TAX proposals released by the Treasury last week, which are meant to assist South African multinational companies doing business in Africa, have been welcomed by experts.
The proposals are contained in the Taxation Laws Amendment Bill, which gives details on the planned changes announced by Finance Minister Pravin Gordhan in his budget in February. The proposed changes in the bill are in line with previous announcements by Mr Gordhan to establish South Africa as a gateway to Africa, and can be seen as a way to address criticism that other head-office regimes such as Mauritius offered more attractive incentives than South Africa.
Tax experts said there was a heavy anti-avoidance theme throughout the bill but the drafters had recognised commercial realities and proposed measures to ensure economic relief.
"South Africa is grappling with the realities of doing business in Africa and Treasury is really trying to assist taxpayers," said Billy Joubert, a tax director at Deloitte. Mr Joubert said foreign companies wanting to use South Africa as their gateway into Africa could expect relief from the "effective management" test in respect of a highly taxed controlled foreign company. Until now there was concern that if there was much guidance from South Africa to a foreign subsidiary in Africa, effective management was deemed to be from South Africa. It was then treated as a tax resident in South Africa, with double-tax implications. The proposals allow for exemption from the test when the foreign subsidiary is subject to an effective tax rate of 21% or more, and has a substantive business establishment in the African country.

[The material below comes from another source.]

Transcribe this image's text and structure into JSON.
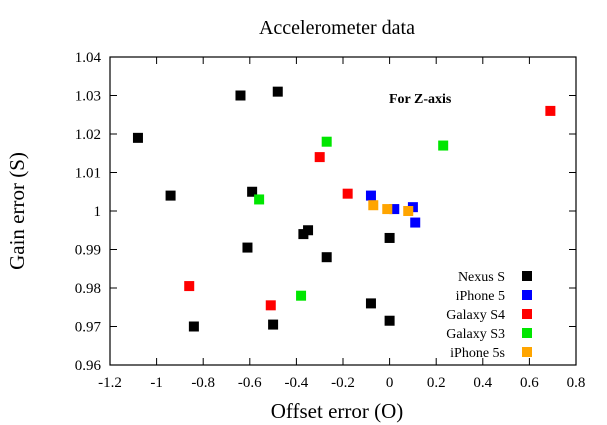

"It is a good change as often there is no intention to avoid tax. It is a commercial reality of doing business in an environment where there is a critical shortage of skills to give assistance from South Africa.
"In other instances it is because someone with critical skills is doing the work from South Africa while waiting for a work permit," Mr Joubert said.
The bill also proposes changes to potential transfer pricing adjustments with regard to interest-free loans, if certain requirements are met. "There are commercial reasons why a company is not charging interest, it is not only done to avoid paying tax," Mr Joubert said.
The drafters were cognisant of the difficulties many companies faced, and proposed certain debt-relief measures. This was to prevent them incurring capital gains, triggered by debt cancellations or debt reductions. "Relief for these companies is essential if economic recovery is to occur. The tax system unfortunately acts as an added impediment to the recovery of companies and other parties in financial distress," he said.
According to the explanatory memorandum, the tax potentially imposed on parties receiving the benefit of debt relief in effect undermines the benefit of the relief. Most problematic is that tax debt forgiven by the South African Revenue Service due to a company's inability to pay also gave rise to capital gains.
But Johan Troskie, associate director at KPMG, said banks could struggle with the proposed changes to the tax treatment of preference shares and other instruments in financing transactions. Returns from a transaction could in future be deemed interest and not dividends, making them taxable income. "Banks used preference shares in many instances because it gave them an exempt income when financing a transaction." Mr Troskie said with the proposed changes it would be far more difficult to secure tax-exempt income, which could increase the cost of transactions.